Learning Deep Feature in Causal Inference with Unobserved Confounder



Liyuan Xu (Gatsby Computational Neuroscience Unit)

Liyuan Xu is a Ph.D. student at Gatsby Computational Neuroscience Unit and supervised by Prof. Arthur Gretton. He is interested in machine learning problems related to decision-making, specifically, multi-armed bandit, causal inference, and reinforcement learning. Liyuan was a part-time assistance support worker at RIKEN AIP and received his Bachelor's and Master’s degrees from the University of Tokyo. 

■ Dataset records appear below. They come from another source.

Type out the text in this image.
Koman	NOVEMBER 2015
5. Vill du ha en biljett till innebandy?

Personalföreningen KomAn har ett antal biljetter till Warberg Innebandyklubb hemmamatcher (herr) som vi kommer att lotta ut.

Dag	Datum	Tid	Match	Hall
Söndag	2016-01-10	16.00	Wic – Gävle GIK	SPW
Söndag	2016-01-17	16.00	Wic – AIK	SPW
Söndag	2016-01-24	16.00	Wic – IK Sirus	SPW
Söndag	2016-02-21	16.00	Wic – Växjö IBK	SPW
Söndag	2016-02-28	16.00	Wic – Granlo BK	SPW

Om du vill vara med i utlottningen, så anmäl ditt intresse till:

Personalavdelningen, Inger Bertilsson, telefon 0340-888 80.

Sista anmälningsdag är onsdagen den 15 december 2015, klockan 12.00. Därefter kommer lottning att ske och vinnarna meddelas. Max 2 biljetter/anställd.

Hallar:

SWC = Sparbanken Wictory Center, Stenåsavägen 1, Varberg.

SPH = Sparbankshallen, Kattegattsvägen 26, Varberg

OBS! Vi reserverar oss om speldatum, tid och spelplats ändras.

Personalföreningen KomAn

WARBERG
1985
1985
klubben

Short Abstract: In order to build a trust-worthy machine learning model, it is essential to model the causal relationships between the action, or treatments, on the outcome. This is challenging when there exist unobserved confounders, which affect both treatments and the outcome and cause bias in the estimation. In this talk, we will introduce two causal methods to deal with this; One is instrumental variable regression, which uses the variable that affects the outcome only through the treatment. The other is proxy causal learning, which uses proxies, the structured side information for the confounders. We propose to learn neural network features in these methods by alternatively solving the regression problems, which avoids the need for sampling or density estimation. We also point out that these methods can be applied to the problems in reinforcement learning, such as offline-policy evaluations and confounded bandit problems.